The Myefo estimates released in December showed government spending was forecast above 25.2% of GDP in every year of the forward estimates. This includes the so-called “zombie” measures from the extreme 2014 budget, which are likely to be jettisoned in the planning for the 2017 budget in May.

These zombie measures were heavily skewed to government spending cuts, which means their exclusion from the budget will boost the government spending numbers by 0.1% or 0.2% of GDP per annum. In other words, it appears that spending will already be nearer 25.5% of GDP and rising.

There are a range of issues associated with government funding of health, education, disability care, defence and infrastruture which are baked into the budget cake – that is, with an ageing population and a burgeoning demand for services, spending is likely to be higher than assumed in the Myefo. Anyone trying to cut these services will have no hope at the next election.

With that background, if the budget is to be balanced and moved to surplus over the medium term (which it should), it will be left to the revenue side to do the heavy lifting in budget repair.

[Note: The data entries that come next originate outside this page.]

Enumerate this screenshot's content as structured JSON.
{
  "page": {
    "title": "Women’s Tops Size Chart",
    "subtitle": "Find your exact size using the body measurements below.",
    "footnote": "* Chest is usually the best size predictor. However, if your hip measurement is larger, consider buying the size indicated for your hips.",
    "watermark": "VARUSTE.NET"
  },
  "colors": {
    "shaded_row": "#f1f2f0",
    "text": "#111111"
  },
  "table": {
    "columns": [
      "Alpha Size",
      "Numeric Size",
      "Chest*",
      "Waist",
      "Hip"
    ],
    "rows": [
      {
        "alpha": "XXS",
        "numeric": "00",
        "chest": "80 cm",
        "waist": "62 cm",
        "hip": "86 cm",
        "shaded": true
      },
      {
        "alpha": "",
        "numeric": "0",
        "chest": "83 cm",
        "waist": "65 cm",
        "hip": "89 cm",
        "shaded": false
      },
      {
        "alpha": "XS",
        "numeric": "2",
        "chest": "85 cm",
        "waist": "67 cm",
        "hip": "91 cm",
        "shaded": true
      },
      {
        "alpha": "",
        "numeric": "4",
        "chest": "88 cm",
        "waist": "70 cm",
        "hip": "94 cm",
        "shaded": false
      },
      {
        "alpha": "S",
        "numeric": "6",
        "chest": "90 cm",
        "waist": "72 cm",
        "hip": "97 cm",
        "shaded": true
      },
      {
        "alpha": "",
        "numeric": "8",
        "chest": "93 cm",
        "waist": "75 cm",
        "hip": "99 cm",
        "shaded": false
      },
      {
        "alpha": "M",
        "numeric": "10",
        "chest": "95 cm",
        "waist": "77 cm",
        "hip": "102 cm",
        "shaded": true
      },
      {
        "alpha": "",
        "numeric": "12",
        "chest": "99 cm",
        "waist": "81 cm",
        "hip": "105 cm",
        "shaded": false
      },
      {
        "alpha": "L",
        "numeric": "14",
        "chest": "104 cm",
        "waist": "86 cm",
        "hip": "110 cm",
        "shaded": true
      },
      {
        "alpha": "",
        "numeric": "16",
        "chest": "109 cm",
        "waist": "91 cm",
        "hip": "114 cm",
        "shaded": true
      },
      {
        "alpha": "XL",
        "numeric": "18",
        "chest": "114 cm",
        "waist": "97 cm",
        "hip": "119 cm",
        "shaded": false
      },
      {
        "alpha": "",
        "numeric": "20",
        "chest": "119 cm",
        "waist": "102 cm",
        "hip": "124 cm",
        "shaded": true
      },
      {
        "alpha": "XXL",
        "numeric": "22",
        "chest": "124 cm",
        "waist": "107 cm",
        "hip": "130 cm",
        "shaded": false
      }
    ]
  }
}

Which begs the question – which taxes should be hiked?

The company tax cuts seem to be an indulgence that is poorly timed and poorly targeted given this medium-term requirement for the government to collect revenue. It should be dropped. There is a case for making permanent, or even widening, the income tax surcharge on high-income earners. This is fair and raises a decent amount of cash. A hike to the GST is simple and a powerful revenue earner but there is no political will to look at that as the source of extra funding. The no-brainers are limiting negative gearing and cutting capital gains tax concessions, which yield sizable revenue, especially over the more medium term.

The other tax area which is being floated is hiking the Medicare levy. This is simple and potentially raises a lot of money in a straightforward way.

These are the tax changes that are going to be needed if Australia is to maintain and further improve the level of education, health and disability services. The sooner the government realises this and gets on with it, the better.

The choice is tax hikes or cuts.

Tax hikes are not so hard. The electorate can live with them if they can see where the money is going. Look at the minimal political pain associated with tax increases over the past few years on tobacco, the re-indexation of petrol, the high income tax for debt reduction purposes, the rise in the Medicare levy to part-fund the NDIS, and the ongoing efforts to crack down on multinational tax minimisation.

It seems the size of government is about to get bigger which will no doubt have the fiscal zealots screeching. But it seems to be what the electorate wants and frankly, it is no bad thing if it means the level of services can be maintained at a high level for all members of society.